Crédito: Divulgação A escritora portuguesa Patrícia Portela
A escritora portuguesa Patrícia Portela

LEONARDO GANDOLFI
ESPECIAL PARA A FOLHA

A COLEÇÃO PRIVADA DE ACÁCIO NOBRE (ótimo)
AUTORA Patrícia Portela
EDITORA Dublinense
QUANTO R$ 44,90 (224 págs)

As revoluções tecnológicas atualizam não só nossas formas de lembrar, mas também de esquecer. Tanto que tem sido cada vez mais assíduo o debate multidisciplinar sobre a noção de arquivo, que, nas artes, desde muito tempo está presente na ideia de coleção.

O que escolher e em que ordem colocar? A pergunta seria ideal a um curador, mas igualmente cairia bem a um romancista. Ainda mais a uma escritora que encara o romance como gênero sem regras preestabelecidas.

É o caso da portuguesa Patrícia Portela e, mais precisamente, do livro "A Coleção Privada de Acácio Nobre".

A obra –que tem origem em espetáculo encenado pela própria autora– é composta de um pequeno espólio publicado como catálogo.
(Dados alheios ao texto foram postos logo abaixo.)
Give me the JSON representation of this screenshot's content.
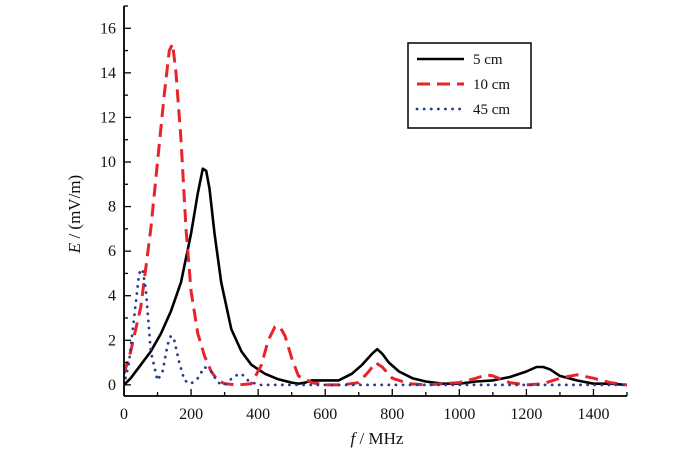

E, de modo certeiro, não há nenhum paratexto no livro que empurre os dados para os domínios exclusivos da ficção.

Segundo a pesquisa de Patrícia, Acácio Nobre foi um inventor e artista português perseguido pela ditadura salazarista. Trata-se de um personagem que invisivelmente esteve no coração de muitos acontecimentos da modernidade, do final do século 19 até os eventos de maio de 1968.

Nesse tempo, ficou próximo de Einstein e Herman Melville, foi amigo íntimo de Sá-Carneiro e, com Fernando Pessoa, bolou um projeto de revitalização do Chiado, em Lisboa, que não vingou.

As obras de Acácio –excetuando os puzzles que inventou– são esboços de projetos adiados que acabam fazendo dele uma espécie de Marcel Duchamp mais discreto.

Entre tais projetos –e o sabemos por cartas no espólio–, o mais decisivo terá sido a falhada implantação em Portugal dos princípios de Friedrich Fröbel que privilegiavam, na educação de crianças, jogo e desenho: "Queremos estimular o poder da imaginação e com isso catapultar o país para a modernidade", diz ele.

Falando em imaginação, terá sido Acácio o criador do vídeo game, de um projeto de máquina do tempo e de outro com uma casa viva feita só de plantas crescendo.

Vale destacar a conturbada relação de Acácio com os artistas futuristas, que termina com enfurecida carta dele a Marinetti, pai do movimento: "A Arte levou sempre a política mais a sério do que a própria política, mas você, feito parvo, vendeu-a ao poder!".

O livro traz cada item do espólio acaciano com imagem e uma pequena descrição ou transcrição em caso de documentos. E acompanhar página a página essa coleção é mergulhar num labirinto que, aliás, está povoado por dezenas de notas de rodapé bem-humoradas e imprescindíveis.

De certa forma, é como se os puzzles elaborados pelo protagonista estivessem ligados ao próprio quebra-cabeça que constitui a narrativa. Afinal, como anota o próprio Acácio: "Se o mundo não brinca e não ficciona, não evolui".

E é por jogar com os modos de ler que este curioso livro põe de pernas para o ar o (hoje) bem-comportado formato do romance. Patrícia Portela entrega uma caixinha de surpresas ao leitor, que agora tem com o que brincar.

LEONARDO GANDOLFI é poeta e professor de literatura portuguesa da Unifesp.